When we read myths with names like Melikertes (though even M. L. West, in The East Face of Helicon, Oxford, 1997 [pb rpt 2003] agrees that, despite the identical series of consonants, we cannot assert that 'Melikertes' is the same as Phoenician 'Melqart', and with variants, including that name Leucothea, whom the reader is assumed to know of) it is very likely that we are dealing with a very ancient one.  In such a case, the sequence of wives and different children for Athamas has nothing to do with sexual psychology, though it obliges later authors to rationalize it (I think of that classic of my childhood, Helen's Babies, 1876, by John Habberton, in which the little boys adapt and rationalize the Bible stories whose characters and milieu are beyond the ken of three- and six-year-olds—there is a Silent movie with Clara Bow in which the little boys are played by little girls, and the Bible stories in baby talk are omitted).  Like many other pre-Drama elements of the Theban Cycle, this story is, I should think, from the Late Bronze Age, if not even earlier.

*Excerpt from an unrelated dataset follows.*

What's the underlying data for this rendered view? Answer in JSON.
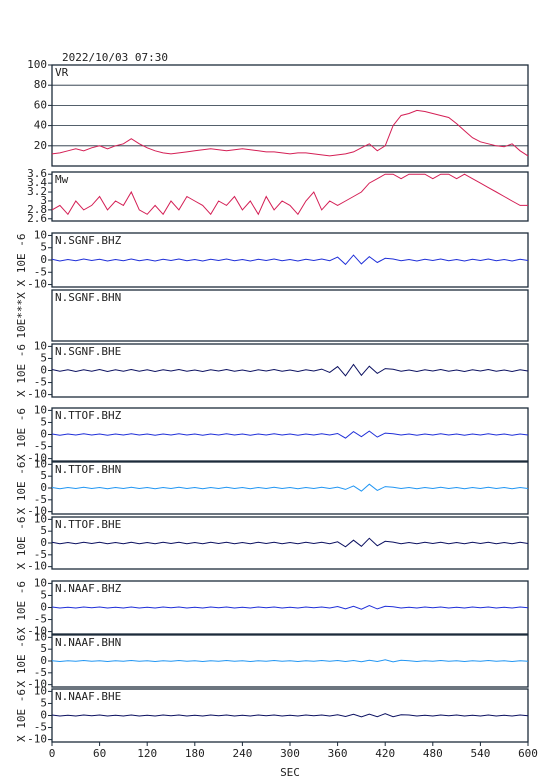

In any case, for Corinthians of the Roman Imperial period, Melikertes is the hero in whose honor the Isthmian games were held, and the pine tree alludes to the crowns of feuilles de pin (see the libretto of Offenbach's La Belle Helène, which shows that Halévy remembered the authors he had read in school, probably Plutarch (Symposiacs, Book V, Question III, which is more fun to read than most of Plutarch's Lives), though the sources as a whole are uncertain whether Isthmia had pine crowns first (as Oscar Broneer argued) or celery, which Nemea certainly had later.  To me the coin makes plain that the Corinthians believed that the dolphin delivered Melikertes (dead or alive) at the Isthmus and laid him at the foot of the Pine Tree.

If you can't read any German, I recommend going to H. J. Rose, Handbook of Greek Mythology, 4th ed., 1950, though it is so superior to any of the others that even its PB editions, even its Kindle (!), is expensive after all these years.  You can even safely use Wikipedia; just not what is other than Wikipedia itself.  If, however, you desire to read Robert Graves, I'd recommend reading his fiction as such; he was a wonderful storyteller, but his two-volume Greek Myths (an old Pelican PB) is much worse than useless as a work of reference.  The University of Chicago references that Hoeft supplies, too, are excellent, of course, since Isthmia is their excavation and a good one.  And you can find H. J. Rose in almost any library, also, perhaps, in used-book stores. Or just take what the coin says implicitly: it is ancient, it is Corinth, it shows the dolphin version of the Melikertes story, and it shows the pine tree, too.  Everyone knew about the differing crowns of the Greek games.  St. Paul mentions them in 1 Corinthians 9: 25, but he is not interested in what they were made of or what they looked like; he cites them for their perishability.